In many NATO countries, the opposition towards the TPNW has not been as strong as suggested in NATO´s official statements. Germany and Norway are going as observers to the TPNW meeting and, according to Norway´s government report, signing the TPNW would not be in contradiction with NATO membership. In any case, what seems clear is that Finland will not take any nuclear weapons on its territory even if/when we join NATO. Our current law on nuclear security prohibits any nuclear explosives in Finland, and both politicians and people in recent polls have stated clearly that we want to stay nuclear weapons free. I doubt NATO would give us nuclear weapons even if we wanted them. Some debate is going on about NATO’s permanent military bases, but Finland is probably very cautious about allowing them, as well.

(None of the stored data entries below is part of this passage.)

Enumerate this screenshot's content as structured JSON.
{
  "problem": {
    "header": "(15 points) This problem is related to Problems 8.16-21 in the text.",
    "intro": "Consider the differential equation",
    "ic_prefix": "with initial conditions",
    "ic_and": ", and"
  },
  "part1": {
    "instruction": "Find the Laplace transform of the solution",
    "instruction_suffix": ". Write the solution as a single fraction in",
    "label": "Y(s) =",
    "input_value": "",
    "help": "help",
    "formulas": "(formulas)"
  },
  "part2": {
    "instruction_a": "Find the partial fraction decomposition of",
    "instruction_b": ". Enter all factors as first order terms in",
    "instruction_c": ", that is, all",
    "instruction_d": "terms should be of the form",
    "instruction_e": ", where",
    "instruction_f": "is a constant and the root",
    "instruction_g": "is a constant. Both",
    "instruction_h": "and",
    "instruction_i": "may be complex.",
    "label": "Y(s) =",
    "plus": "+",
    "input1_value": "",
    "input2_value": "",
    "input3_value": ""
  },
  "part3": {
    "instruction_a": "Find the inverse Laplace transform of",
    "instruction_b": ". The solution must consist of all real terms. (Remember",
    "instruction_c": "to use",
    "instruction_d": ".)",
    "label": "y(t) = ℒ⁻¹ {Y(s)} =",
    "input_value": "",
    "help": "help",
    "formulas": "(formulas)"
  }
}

In the future NATO will likely have five Nordic countries without nuclear weapons. Many of these countries have a history on promoting nuclear disarmament. We could try to create a nuclear-free Nordic zone within NATO and, at least with Norway and Sweden, begin to promote the TPNW and the possibility to join it despite NATO membership. If keeping the NATO option has been the main reason for Finland not to sign, that argument will lose validity if we become members. I doubt NATO would expel us if we sign TPNW. Of course there will be tremendous pressure from the US, but Finns are known to keep their own mind even when pressured by a great power.

So all hope for nuclear disarmament and moving ahead with the TPNW has not been lost, even in this dark period of war and threats to use nuclear weapons. At the same time, knowledge of the disastrous consequences of the use of nuclear weapons and the demand for urgent nuclear disarmament has increased. Even within NATO, we in Finland can continue to work for this.

Kati Juva is a member of the Board of PSR-Finland and is coordinator of ICAN Finland. The opinions expressed here are her own.